Kip looked intently at her as he spoke. “We die of old age around three hundred, though some wolves have lived longer, and some have died younger, but that’s the median age. Also, we can die if silver is introduced into our systems. We have a lethal reaction to it.”
“Silver.” She nodded her head, disbelief still gripping the edges of her mind. Then, something in the back of her memory snapped and she blinked, sitting up a little straighter. “Silver! So… when we went to the restaurant and you had your own golden flatware, that was because of the lethal reaction to silver?”
“Yes. Exactly right,” he answered, trying not to smile at her progress.
She narrowed her eyes a bit as she gazed at him. “Do you always change into a werewolf on the full moon?”

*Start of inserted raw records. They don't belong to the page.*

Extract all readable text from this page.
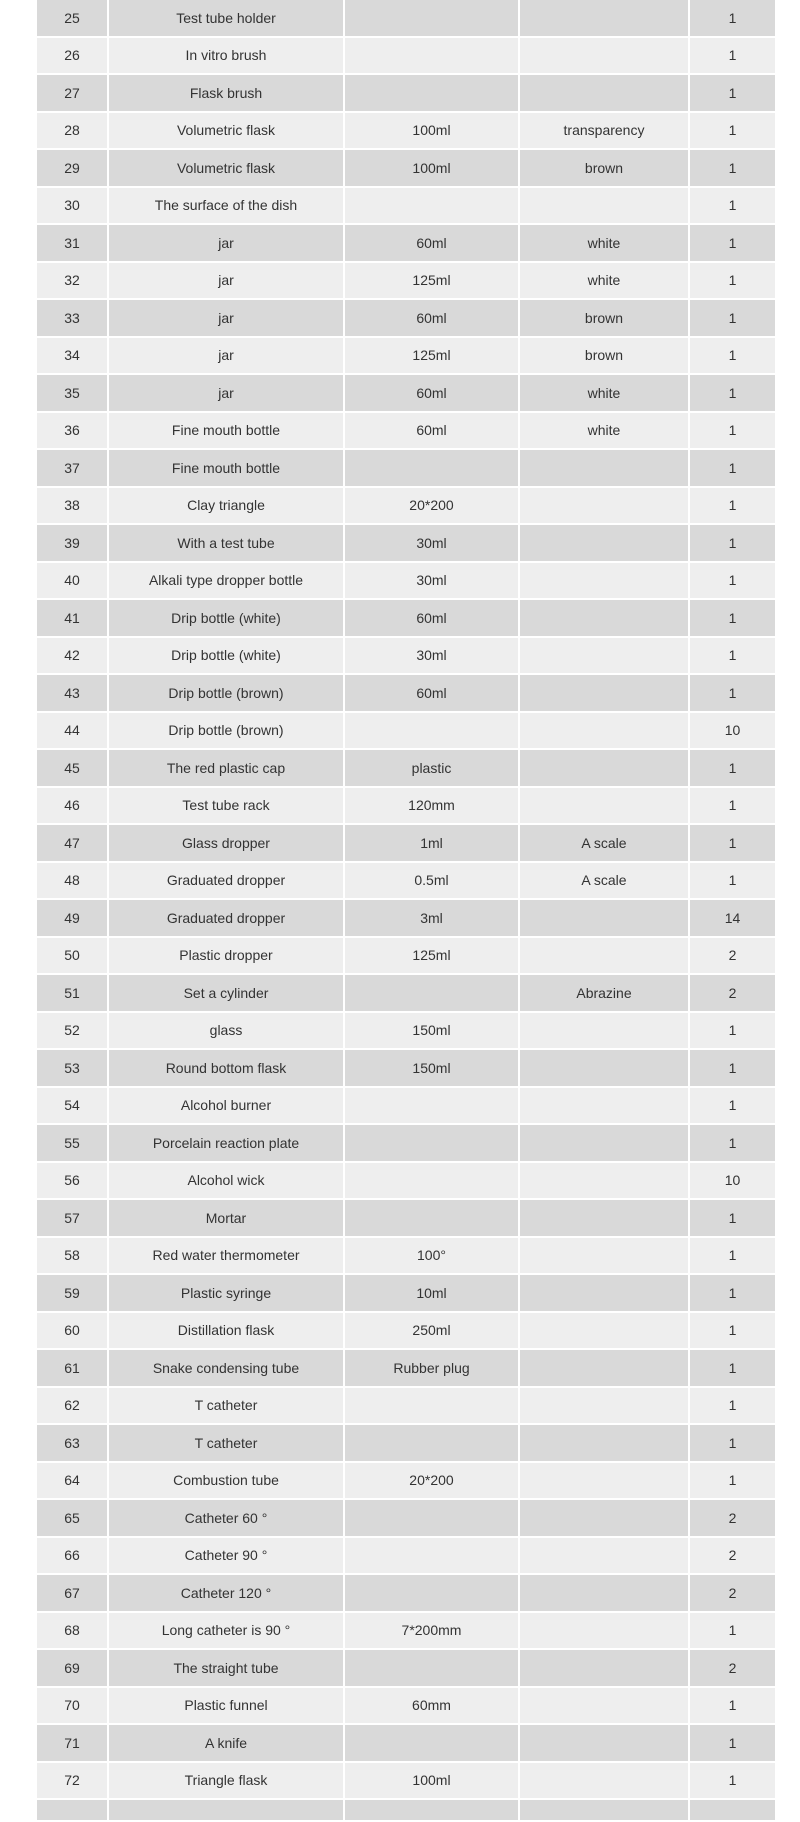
25	Test tube holder			1
26	In vitro brush			1
27	Flask brush			1
28	Volumetric flask	100ml	transparency	1
29	Volumetric flask	100ml	brown	1
30	The surface of the dish			1
31	jar	60ml	white	1
32	jar	125ml	white	1
33	jar	60ml	brown	1
34	jar	125ml	brown	1
35	jar	60ml	white	1
36	Fine mouth bottle	60ml	white	1
37	Fine mouth bottle			1
38	Clay triangle	20*200		1
39	With a test tube	30ml		1
40	Alkali type dropper bottle	30ml		1
41	Drip bottle (white)	60ml		1
42	Drip bottle (white)	30ml		1
43	Drip bottle (brown)	60ml		1
44	Drip bottle (brown)			10
45	The red plastic cap	plastic		1
46	Test tube rack	120mm		1
47	Glass dropper	1ml	A scale	1
48	Graduated dropper	0.5ml	A scale	1
49	Graduated dropper	3ml		14
50	Plastic dropper	125ml		2
51	Set a cylinder		Abrazine	2
52	glass	150ml		1
53	Round bottom flask	150ml		1
54	Alcohol burner			1
55	Porcelain reaction plate			1
56	Alcohol wick			10
57	Mortar			1
58	Red water thermometer	100°		1
59	Plastic syringe	10ml		1
60	Distillation flask	250ml		1
61	Snake condensing tube	Rubber plug		1
62	T catheter			1
63	T catheter			1
64	Combustion tube	20*200		1
65	Catheter 60 °			2
66	Catheter 90 °			2
67	Catheter 120 °			2
68	Long catheter is 90 °	7*200mm		1
69	The straight tube			2
70	Plastic funnel	60mm		1
71	A knife			1
72	Triangle flask	100ml		1
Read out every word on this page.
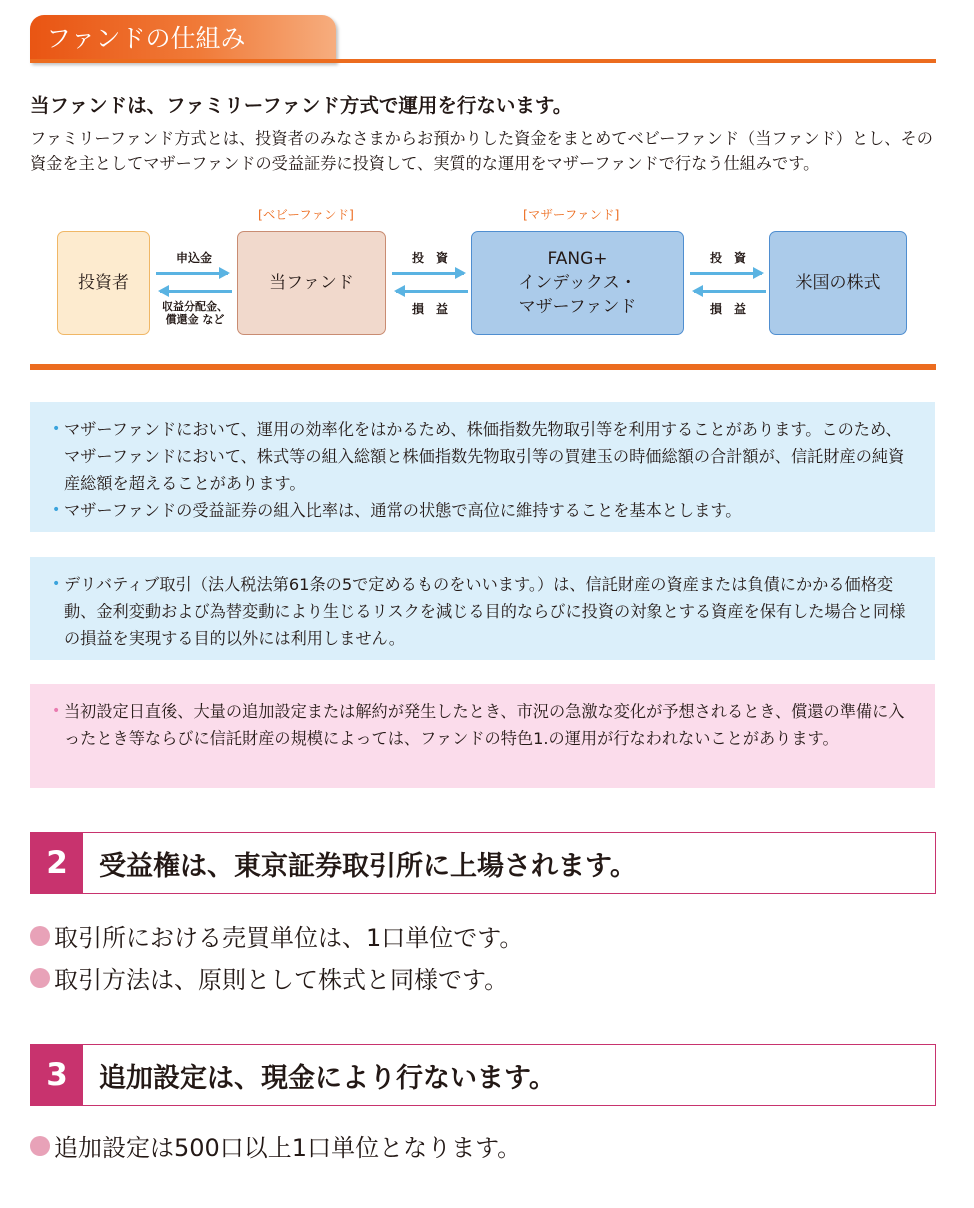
ファンドの仕組み
当ファンドは、ファミリーファンド方式で運用を行ないます。
ファミリーファンド方式とは、投資者のみなさまからお預かりした資金をまとめてベビーファンド（当ファンド）とし、その資金を主としてマザーファンドの受益証券に投資して、実質的な運用をマザーファンドで行なう仕組みです。
[ベビーファンド]	[マザーファンド]
投資者	当ファンド
FANG+
インデックス・
マザーファンド
米国の株式
申込金
収益分配金、
償還金 など
投　資
損　益
投　資
損　益
• マザーファンドにおいて、運用の効率化をはかるため、株価指数先物取引等を利用することがあります。このため、マザーファンドにおいて、株式等の組入総額と株価指数先物取引等の買建玉の時価総額の合計額が、信託財産の純資産総額を超えることがあります。
• マザーファンドの受益証券の組入比率は、通常の状態で高位に維持することを基本とします。
• デリバティブ取引（法人税法第61条の5で定めるものをいいます。）は、信託財産の資産または負債にかかる価格変動、金利変動および為替変動により生じるリスクを減じる目的ならびに投資の対象とする資産を保有した場合と同様の損益を実現する目的以外には利用しません。
• 当初設定日直後、大量の追加設定または解約が発生したとき、市況の急激な変化が予想されるとき、償還の準備に入ったとき等ならびに信託財産の規模によっては、ファンドの特色1.の運用が行なわれないことがあります。
2	受益権は、東京証券取引所に上場されます。
取引所における売買単位は、1口単位です。
取引方法は、原則として株式と同様です。
3	追加設定は、現金により行ないます。
追加設定は500口以上1口単位となります。
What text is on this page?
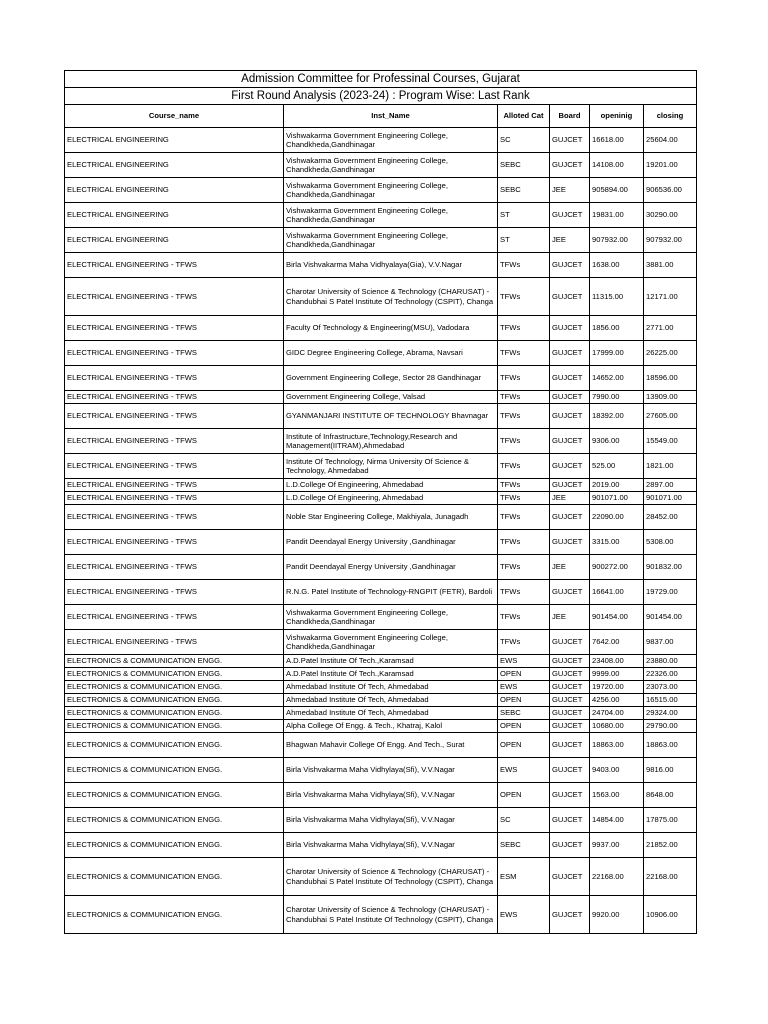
Admission Committee for Professinal Courses, Gujarat					
First Round Analysis (2023-24) : Program Wise: Last Rank					
Course_name	Inst_Name	Alloted Cat	Board	openinig	closing
ELECTRICAL ENGINEERING	Vishwakarma Government Engineering College, Chandkheda,Gandhinagar	SC	GUJCET	16618.00	25604.00
ELECTRICAL ENGINEERING	Vishwakarma Government Engineering College, Chandkheda,Gandhinagar	SEBC	GUJCET	14108.00	19201.00
ELECTRICAL ENGINEERING	Vishwakarma Government Engineering College, Chandkheda,Gandhinagar	SEBC	JEE	905894.00	906536.00
ELECTRICAL ENGINEERING	Vishwakarma Government Engineering College, Chandkheda,Gandhinagar	ST	GUJCET	19831.00	30290.00
ELECTRICAL ENGINEERING	Vishwakarma Government Engineering College, Chandkheda,Gandhinagar	ST	JEE	907932.00	907932.00
ELECTRICAL ENGINEERING - TFWS	Birla Vishvakarma Maha Vidhyalaya(Gia), V.V.Nagar	TFWs	GUJCET	1638.00	3881.00
ELECTRICAL ENGINEERING - TFWS	Charotar University of Science & Technology (CHARUSAT) - Chandubhai S Patel Institute Of Technology (CSPIT), Changa	TFWs	GUJCET	11315.00	12171.00
ELECTRICAL ENGINEERING - TFWS	Faculty Of Technology & Engineering(MSU), Vadodara	TFWs	GUJCET	1856.00	2771.00
ELECTRICAL ENGINEERING - TFWS	GIDC Degree Engineering College, Abrama, Navsari	TFWs	GUJCET	17999.00	26225.00
ELECTRICAL ENGINEERING - TFWS	Government Engineering College, Sector 28 Gandhinagar	TFWs	GUJCET	14652.00	18596.00
ELECTRICAL ENGINEERING - TFWS	Government Engineering College, Valsad	TFWs	GUJCET	7990.00	13909.00
ELECTRICAL ENGINEERING - TFWS	GYANMANJARI INSTITUTE OF TECHNOLOGY Bhavnagar	TFWs	GUJCET	18392.00	27605.00
ELECTRICAL ENGINEERING - TFWS	Institute of Infrastructure,Technology,Research and Management(IITRAM),Ahmedabad	TFWs	GUJCET	9306.00	15549.00
ELECTRICAL ENGINEERING - TFWS	Institute Of Technology, Nirma University Of Science & Technology, Ahmedabad	TFWs	GUJCET	525.00	1821.00
ELECTRICAL ENGINEERING - TFWS	L.D.College Of Engineering, Ahmedabad	TFWs	GUJCET	2019.00	2897.00
ELECTRICAL ENGINEERING - TFWS	L.D.College Of Engineering, Ahmedabad	TFWs	JEE	901071.00	901071.00
ELECTRICAL ENGINEERING - TFWS	Noble Star Engineering College, Makhiyala, Junagadh	TFWs	GUJCET	22090.00	28452.00
ELECTRICAL ENGINEERING - TFWS	Pandit Deendayal Energy University ,Gandhinagar	TFWs	GUJCET	3315.00	5308.00
ELECTRICAL ENGINEERING - TFWS	Pandit Deendayal Energy University ,Gandhinagar	TFWs	JEE	900272.00	901832.00
ELECTRICAL ENGINEERING - TFWS	R.N.G. Patel Institute of Technology-RNGPIT (FETR), Bardoli	TFWs	GUJCET	16641.00	19729.00
ELECTRICAL ENGINEERING - TFWS	Vishwakarma Government Engineering College, Chandkheda,Gandhinagar	TFWs	JEE	901454.00	901454.00
ELECTRICAL ENGINEERING - TFWS	Vishwakarma Government Engineering College, Chandkheda,Gandhinagar	TFWs	GUJCET	7642.00	9837.00
ELECTRONICS & COMMUNICATION ENGG.	A.D.Patel Institute Of Tech.,Karamsad	EWS	GUJCET	23408.00	23880.00
ELECTRONICS & COMMUNICATION ENGG.	A.D.Patel Institute Of Tech.,Karamsad	OPEN	GUJCET	9999.00	22326.00
ELECTRONICS & COMMUNICATION ENGG.	Ahmedabad Institute Of Tech, Ahmedabad	EWS	GUJCET	19720.00	23073.00
ELECTRONICS & COMMUNICATION ENGG.	Ahmedabad Institute Of Tech, Ahmedabad	OPEN	GUJCET	4256.00	16515.00
ELECTRONICS & COMMUNICATION ENGG.	Ahmedabad Institute Of Tech, Ahmedabad	SEBC	GUJCET	24704.00	29324.00
ELECTRONICS & COMMUNICATION ENGG.	Alpha College Of Engg. & Tech., Khatraj, Kalol	OPEN	GUJCET	10680.00	29790.00
ELECTRONICS & COMMUNICATION ENGG.	Bhagwan Mahavir College Of Engg. And Tech., Surat	OPEN	GUJCET	18863.00	18863.00
ELECTRONICS & COMMUNICATION ENGG.	Birla Vishvakarma Maha Vidhylaya(Sfi), V.V.Nagar	EWS	GUJCET	9403.00	9816.00
ELECTRONICS & COMMUNICATION ENGG.	Birla Vishvakarma Maha Vidhylaya(Sfi), V.V.Nagar	OPEN	GUJCET	1563.00	8648.00
ELECTRONICS & COMMUNICATION ENGG.	Birla Vishvakarma Maha Vidhylaya(Sfi), V.V.Nagar	SC	GUJCET	14854.00	17875.00
ELECTRONICS & COMMUNICATION ENGG.	Birla Vishvakarma Maha Vidhylaya(Sfi), V.V.Nagar	SEBC	GUJCET	9937.00	21852.00
ELECTRONICS & COMMUNICATION ENGG.	Charotar University of Science & Technology (CHARUSAT) - Chandubhai S Patel Institute Of Technology (CSPIT), Changa	ESM	GUJCET	22168.00	22168.00
ELECTRONICS & COMMUNICATION ENGG.	Charotar University of Science & Technology (CHARUSAT) - Chandubhai S Patel Institute Of Technology (CSPIT), Changa	EWS	GUJCET	9920.00	10906.00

He nodded. “Yes. On the full moon, we have no choice; we automatically change no matter what. There’s no way out of it for us, but any other time I can change at will. I can be human for as long as I want to, or I can be a wolf. The transformation doesn’t hurt too much, so it’s easy to do. I usually stay in human form, though sometimes I like to change into the wolf to go running through the mountains. They’re beautiful, and there’s nothing like a run through them.”
She listened intently. “So, you said that you were born. Are all werewolves born? Is that like a natural species in our world?”
“No,” he admitted with a note of sadness in his voice. “Most werewolves are bitten, though it’s not done in the wild way that Hollywood would have you believe. Most of the wolves who are bitten are brought into a pack after much consideration and careful screening. Then sometime
s, an offer is made to the human to give them the choice of becoming what I am, and sometimes the pack just decides on a human and chooses them to join, biting them whether the human wants it or not, though that’s pretty unusual. I’m a rare case. My mother and father were in their wolf shapes when they conceived me, and again when I was born, so I was literally born as a werewolf though I am half human. It is very rare for a werewolf to be born.”
“So, you’re special.” She looked at him interestedly.
He nodded, not wanting to add too much more to that part of his explanation.
“If you live so long, how do you use the same name for all that time? Doesn’t the government catch up with you and say hey old man… you still look like you’re twenty-seven instead of seventy-three?” She was wondering about all the possible holes in what he was telling her, trying to find some way to make it untrue, though she was fully beginning to suspect that it was absolutely the truth.